W listopadzie reprezentację Polski U-20, w której występuje młody pomocnik, czekają dwa ciężkie mecze ze Szwajcarią i Niemcami. - Reprezentowanie naszego kraju na arenie międzynarodowej to ogromne wyróżnienie, ale także motywacja. Piłkarz czuje wtedy chęć pokazania się z jak najlepszej strony. Śpiewając hymn ciężko jest opisać to, co się czuje - na pewno dumę z możliwości bycia w kadrze. Jezeli chodzi o Turniej Czterech Narodów, to trzeba przyznać, że słabo go zaczęliśmy. Na szczęście ostatni mecz ze Szwajcarią wygraliśmy. Przed nami dwa ważne mecze w tym miesiącu i pokuszę się o stwierdzenie, że dopóki piłka w grze wszystko jest możliwe - stwierdził.
W poniedziałek, Niebiesko-czerwoni podejmą u siebie Jagiellonię, w sobotę - również przy Okrzei - zagrają z Cracovią. - Skupiamy się na najbliższym spotkaniu, zresztą jak zawsze. Nie myślimy o Cracovii, bo najpierw mamy "Jagę" i zrobimy wszystko żeby zdobyć dziś trzy punkty, ponieważ to będzie dobra okazja na przełamanie tej złej passy, która nas ostatnio dopadła. Każdy pojedynek jest inny i w każdym z nich jest bardzo ciężko - dodał gliwiczanin.

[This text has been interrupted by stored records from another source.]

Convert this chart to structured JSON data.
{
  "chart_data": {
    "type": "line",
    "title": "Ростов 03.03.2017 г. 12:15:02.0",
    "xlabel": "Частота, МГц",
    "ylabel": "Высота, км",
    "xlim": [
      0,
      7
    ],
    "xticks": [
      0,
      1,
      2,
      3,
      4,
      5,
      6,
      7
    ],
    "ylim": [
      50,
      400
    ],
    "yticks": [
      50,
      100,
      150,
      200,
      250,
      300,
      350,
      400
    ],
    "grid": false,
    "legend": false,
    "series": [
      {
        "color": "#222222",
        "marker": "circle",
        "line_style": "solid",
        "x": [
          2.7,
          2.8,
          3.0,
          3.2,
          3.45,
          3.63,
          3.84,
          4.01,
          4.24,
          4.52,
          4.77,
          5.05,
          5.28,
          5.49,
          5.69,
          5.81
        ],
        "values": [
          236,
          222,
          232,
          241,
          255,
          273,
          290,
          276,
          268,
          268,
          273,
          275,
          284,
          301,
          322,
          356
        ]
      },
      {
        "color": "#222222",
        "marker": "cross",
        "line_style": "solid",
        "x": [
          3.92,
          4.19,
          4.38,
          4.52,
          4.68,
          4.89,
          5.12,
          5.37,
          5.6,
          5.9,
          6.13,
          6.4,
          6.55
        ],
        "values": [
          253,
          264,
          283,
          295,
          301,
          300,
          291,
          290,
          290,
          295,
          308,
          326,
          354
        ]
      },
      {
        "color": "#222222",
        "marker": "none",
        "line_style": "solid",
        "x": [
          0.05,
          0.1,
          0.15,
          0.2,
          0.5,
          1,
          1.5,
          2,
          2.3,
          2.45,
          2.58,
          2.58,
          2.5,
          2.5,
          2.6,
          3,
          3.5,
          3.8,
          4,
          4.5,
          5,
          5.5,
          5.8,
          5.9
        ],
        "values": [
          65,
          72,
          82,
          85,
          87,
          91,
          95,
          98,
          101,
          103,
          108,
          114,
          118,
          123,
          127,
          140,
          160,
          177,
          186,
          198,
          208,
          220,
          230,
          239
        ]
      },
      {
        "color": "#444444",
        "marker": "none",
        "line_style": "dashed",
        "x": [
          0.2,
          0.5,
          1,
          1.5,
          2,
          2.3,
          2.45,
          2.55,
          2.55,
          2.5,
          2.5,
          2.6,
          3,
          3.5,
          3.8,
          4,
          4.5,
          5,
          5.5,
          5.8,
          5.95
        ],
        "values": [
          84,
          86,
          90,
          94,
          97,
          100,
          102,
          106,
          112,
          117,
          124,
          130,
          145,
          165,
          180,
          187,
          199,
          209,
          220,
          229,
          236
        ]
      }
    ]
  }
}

Jak Murawski ocenia walkę o miejsce w pierwszej jedenastce "Piastunek" ? - Konkurencja w linii pomocy faktycznie jest ogromna, każdy chce grać. Właśnie po to się trenuje, żeby grać, a tym kto wybiegnie na boisko decyduje oczywiście trener. Trzeba robić swoje i za wszelką cenę dażyć do tego aby zrealizować nasz plan - zakończył.